Abstract: Determinants of Predisposing, Enabling and Need Factors on Outpatient Utilizations Among Rural and Urban Older Adults in China (Society for Social Work and Research 22nd Annual Conference - Achieving Equal Opportunity, Equity, and Justice)

190P Determinants of Predisposing, Enabling and Need Factors on Outpatient Utilizations Among Rural and Urban Older Adults in China

Schedule:
Friday, January 12, 2018
Marquis BR Salon 6 (ML 2) (Marriott Marquis Washington DC)
* noted as presenting author
Yalu Zhang, MSW, Doctoral Student, Columbia University, New York, NY
Jinyu Liu, PhD, Assistant Professor, Columbia University, New York, NY
Ada Mui, PhD, Professor, Columbia University, New York, NY
Background and Purpose: Because of the physiological aging process, older adults usually have greater needs for health care than other age groups. However, elders’ access to health care services varies by socioeconomic status, location of residency (rural or urban areas) and insurance policy across the world. For example, in spite of rapid economic growth in China, the healthcare system, including implementations of health insurance and provisions of health services, is underdeveloped. Comparing to their urban cohorts, rural older Chinese have more barriers to have appropriate healthcare services due to the disparities of health care resources and insurance system in urban and rural China. Prior studies suggest that socioeconomic status, health and functional condition, and social connection are associated with health care use in American older adults, yet few studies have systematically examined outpatient use among elders in China. Guided by Andersen Behavioral Model, this study aims to explore what factors are associated with the outpatient service utilization among Chinese older adults.

Methods: This study used data from the WHO Study on Global AGEing and Adult Health (SAGE) wave 1. The data were collected in a nationally representative sample of 13,367 older adults who were 50 and older and lived in eight provinces of China, including 6,800 in rural areas and 6,576 in urban areas. Outpatient utilization was coded into a dichotomous variable (1=used outpatient service in the last 12 months) and a continuous variable indicating the number of times for which a respondent used the service in the past yearSixteen independent variables were used to indicate pre-disposing factors, enabling factors, and need factors in Andersen Behavioral Model. To adapt the social context in China, we revised the model by adding rural/urban residency as a predisposing factor and removing the religious denomination given its small variation. in the social context of China. Logistic regressions were used to compare outpatient usage and non-usage differences in rural and urban areas respectively while other factors were controlled. Marital status, receipt of pension, self-perceived health, financial satisfaction, and social participation were controlled for.

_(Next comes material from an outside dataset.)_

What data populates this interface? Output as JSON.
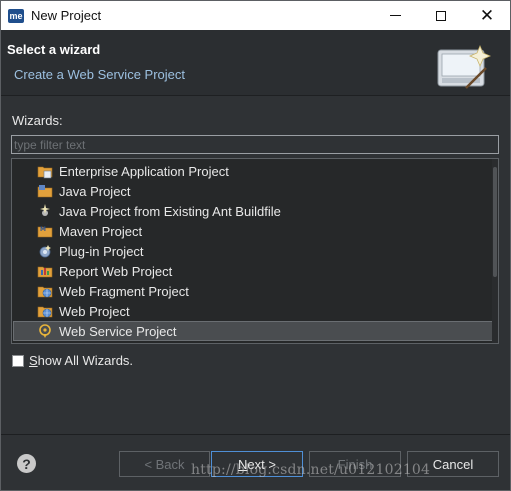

Results: The results indicate that some predisposing, enabling and need factors are significantly associated with outpatient service utilization. Two predisposing (being a female and urban residency), two enabling (higher household income and having health insurance) and two need (poorer ADL functioning, and more chronic diseases) factors are associated with higher likelihood of or more frequent utilization. On average, the uninsured elders used outpatient services for 3.33 times less than the insured elders.

Conclusions and Implications: Given the importance of health insurance status in shaping the outpatient service utilization, social workers should work with other health professionals to advocate for improving the health insurance for older Chinese, especially the older adults living in rural areas, such as increasing the coverage and reimbursement rate. Financial assistance is also needed to support the elders living in poverty to have physician visits.